Christian Community of Universal Brotherhood (CCUB) (Russian: Христианская Община Всемирного Братства) was the main spiritual and economic organization of Canadian Doukhobors from the early 20th century until its bankruptcy in 1938. In its corporate form, it was an instrument that allowed its followers, known as Community Doukhobors, to have a form of collective ownership of the lands that they lived and worked on, as well as of agricultural and industrial facilities.
The name of the Christians of the Universal Brotherhood was used by the Doukhobors to describe themselves even before they left Russian Empire in 1899. It appears, for example, in Leo Tolstoy's article (April 1898).
Once in Canada, the Doukhobor immigrants started to use the name of The Christian Community of Universal Brotherhood to identify themselves as a group even before the group leader Peter Verigin joined them in the late 1902.
Throughout the years, the name appeared to be attached to the overall social and economic organization of the Community Doukhobors (i.e., those who owned land and other means of production as a community). It became the official name of the organization when it was officially incorporated in 1917, and remained in use until its bankruptcy in 1937 and the following liquidation.

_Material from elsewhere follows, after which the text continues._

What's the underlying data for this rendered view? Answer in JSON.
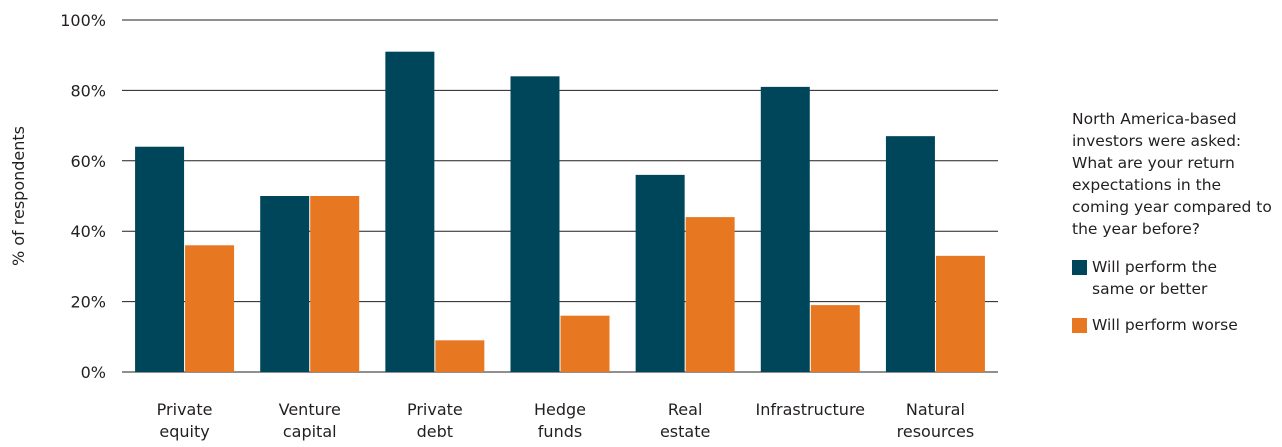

When several thousand Doukhobors refugees arrived to Saskatchewan from Russian Transcaucasian provinces in 1899, the main issue facing this largely peasant community was, what form of settlement, land ownership, and overall economic organization to choose. At one end of the range of possibilities, the settlers could become individual homesteaders, each family living on and farming its allotment of 160 acres (0.65 km2), as envisioned in Dominion Lands Act and encouraged by the Canadian authorities. At the other end of the range, people could live in multi-family villages, collectively owning their amalgamated land grants and other resources, and just as collectively working on them and owning the fruits of their work, as was later practiced e.g. in kibbutzim. There were, of course, also many intermediate options - as, e.g. in a typical 19th century Russian peasant community, where land was owned collectively, but partitioned (and regularly repartitioned) among families for individual farming.